Citing a Mother Jones article claiming that blacks are affected by osteoporosis at a significantly lower rate than whites, though she used the terms "Africans" and "Americans," respectively, Diaz wrote that there is evidence to suggest blacks are harmed by high calcium intake.

"There is a strong correlation to calcium consumption and an increased risk of prostate cancer, unproportionally affecting African men," she said. "Furthermore, both black children and adults generally secrete less calcium on a daily basis than white people, making them less dependent upon milk."

"Remember that this is the dietary guidelines [sic] for Americans. I want to emphasize that last word. These guidelines are for Americans . This means they should reflect the health needs of the ethnicities that make up America which, news flash, isn’t just white people," Diaz continued.

In an attempt to bolster her argument by providing further examples, she recalled one isolated incident of men with neo-Nazi tattoos drinking milk to mock liberal actor Shia LeBeouf and a lone scene in the movie "Get Out," using these incidents to persuade her readers that milk is a symbol of hate.

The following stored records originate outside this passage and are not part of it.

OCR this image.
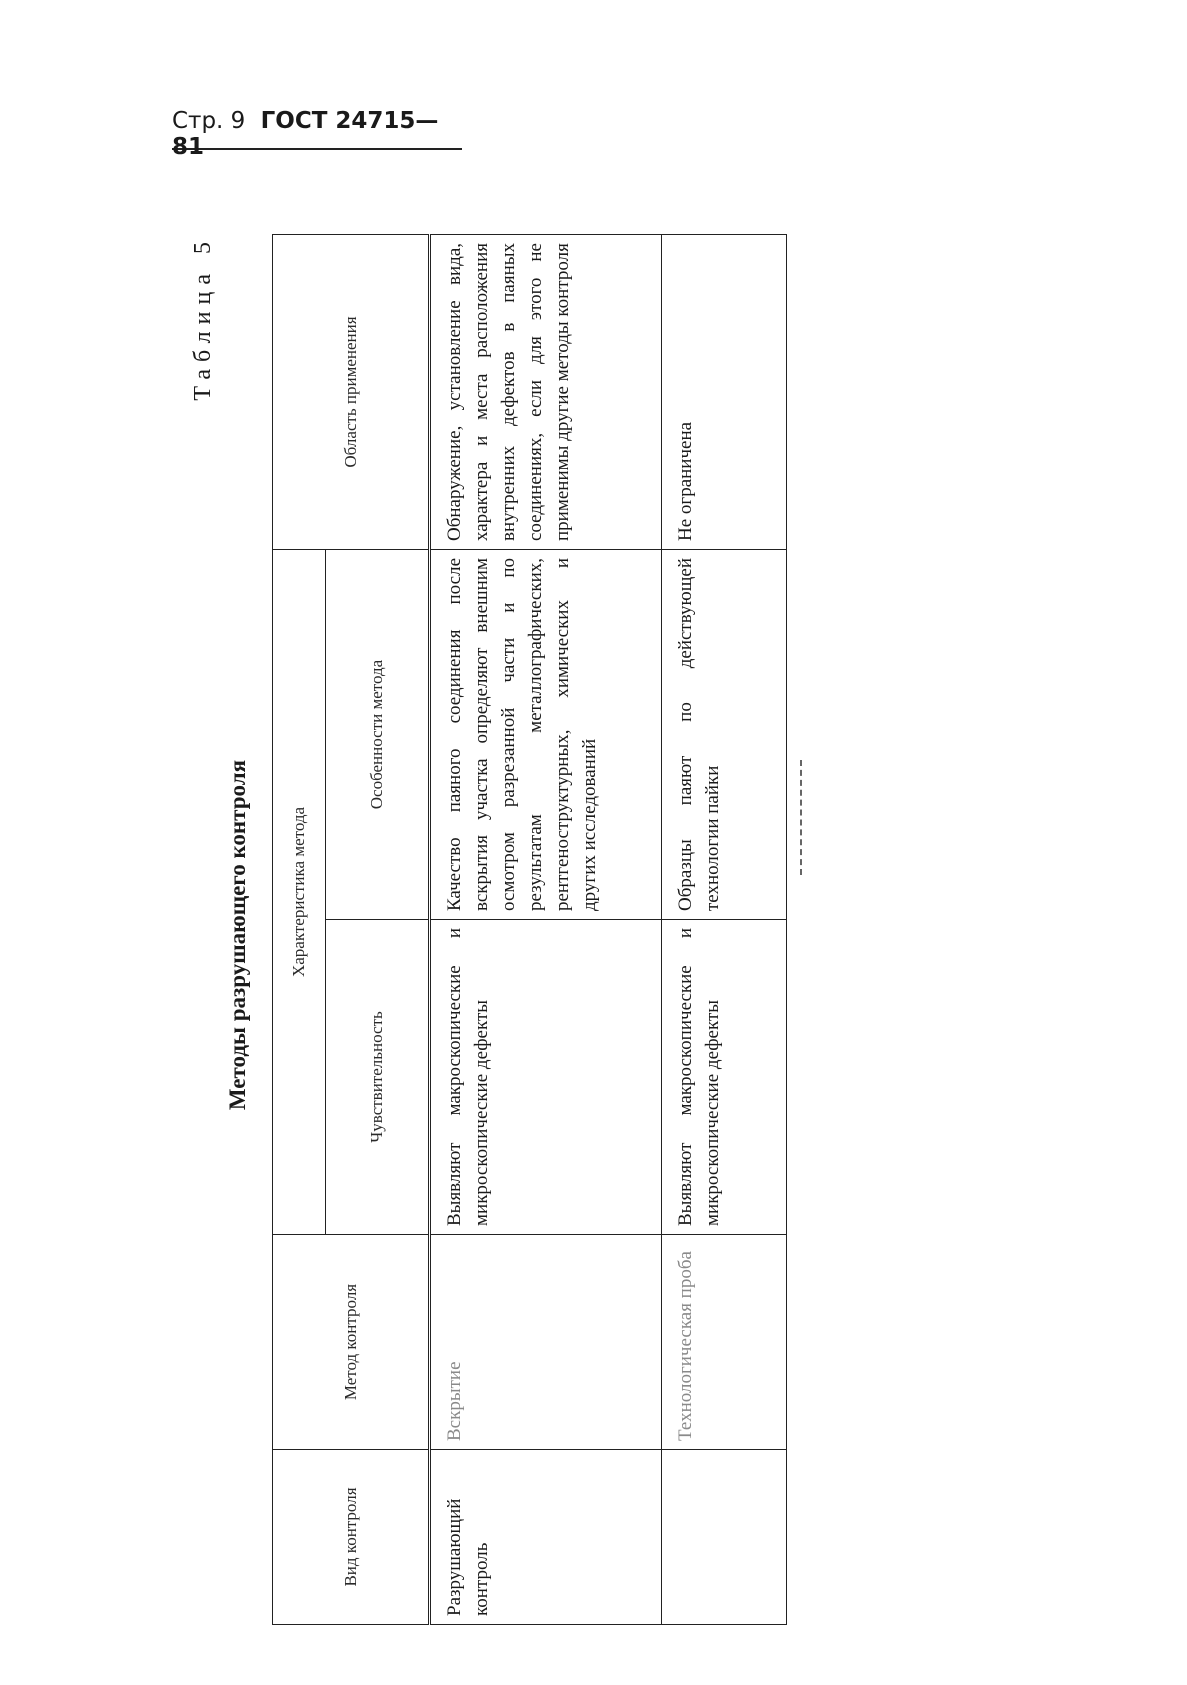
Стр. 9 ГОСТ 24715—81
Таблица 5
Методы разрушающего контроля
Вид контроля	Метод контроля	Характеристика метода		Область применения
		Чувствительность	Особенности метода	
Разрушающий контроль	Вскрытие	Выявляют макроскопические и микроскопические дефекты	Качество паяного соединения после вскрытия участка определяют внешним осмотром разрезанной части и по результатам металлографических, рентгеноструктурных, химических и других исследований	Обнаружение, установление вида, характера и места расположения внутренних дефектов в паяных соединениях, если для этого не применимы другие методы контроля
	Технологическая проба	Выявляют макроскопические и микроскопические дефекты	Образцы паяют по действующей технологии пайки	Не ограничена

"[The writer] artistically addresses the new medium of hate with one of the film’s most eerie scenes, which shows a white woman meticulously sipping milk from a bendy straw," Diaz claimed. "The scene would have gone unnoticed in the movie, but audiences were forced to notice the long, drawn-out frame of the woman taking a sip."

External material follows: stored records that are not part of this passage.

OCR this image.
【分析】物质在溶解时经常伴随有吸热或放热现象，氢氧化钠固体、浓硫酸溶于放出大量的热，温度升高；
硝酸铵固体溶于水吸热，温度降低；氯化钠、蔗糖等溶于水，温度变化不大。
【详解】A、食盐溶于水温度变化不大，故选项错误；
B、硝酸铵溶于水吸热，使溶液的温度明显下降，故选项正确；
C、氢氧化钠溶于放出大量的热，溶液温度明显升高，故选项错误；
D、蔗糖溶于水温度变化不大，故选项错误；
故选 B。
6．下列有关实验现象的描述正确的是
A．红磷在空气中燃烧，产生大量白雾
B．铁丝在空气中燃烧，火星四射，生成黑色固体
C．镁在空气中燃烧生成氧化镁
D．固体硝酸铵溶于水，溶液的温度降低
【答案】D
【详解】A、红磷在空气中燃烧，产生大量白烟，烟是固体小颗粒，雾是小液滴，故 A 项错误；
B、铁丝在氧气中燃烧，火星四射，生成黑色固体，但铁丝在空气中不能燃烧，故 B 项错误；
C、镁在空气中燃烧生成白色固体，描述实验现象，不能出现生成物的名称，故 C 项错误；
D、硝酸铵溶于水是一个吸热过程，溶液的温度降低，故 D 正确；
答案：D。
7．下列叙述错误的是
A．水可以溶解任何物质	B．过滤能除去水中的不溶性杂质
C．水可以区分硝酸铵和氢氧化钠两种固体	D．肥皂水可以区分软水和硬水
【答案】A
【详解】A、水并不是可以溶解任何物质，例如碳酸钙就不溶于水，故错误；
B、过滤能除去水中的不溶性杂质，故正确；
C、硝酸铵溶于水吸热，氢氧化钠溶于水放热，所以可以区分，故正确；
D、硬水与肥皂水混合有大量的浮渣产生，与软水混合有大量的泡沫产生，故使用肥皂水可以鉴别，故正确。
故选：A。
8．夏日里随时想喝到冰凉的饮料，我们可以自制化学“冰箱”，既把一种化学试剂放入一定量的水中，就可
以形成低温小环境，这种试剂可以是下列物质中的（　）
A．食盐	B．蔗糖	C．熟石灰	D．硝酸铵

Diaz was clear about who she felt was to blame for this racist drink.

"And while there is little logic to the train of thoughts involved in choosing the next inanimate face of racism, our country’s health guidelines certainly take part of the blame for this one," she said.

Diaz urged her readers to fight for change, asserting that everyone is to blame until the fight is won.

"Until we recognize the racist roots in our own systems of government and fight to remove them, we are all in part responsible for the white, creamy form of racism currently taking hold in our country," she concluded.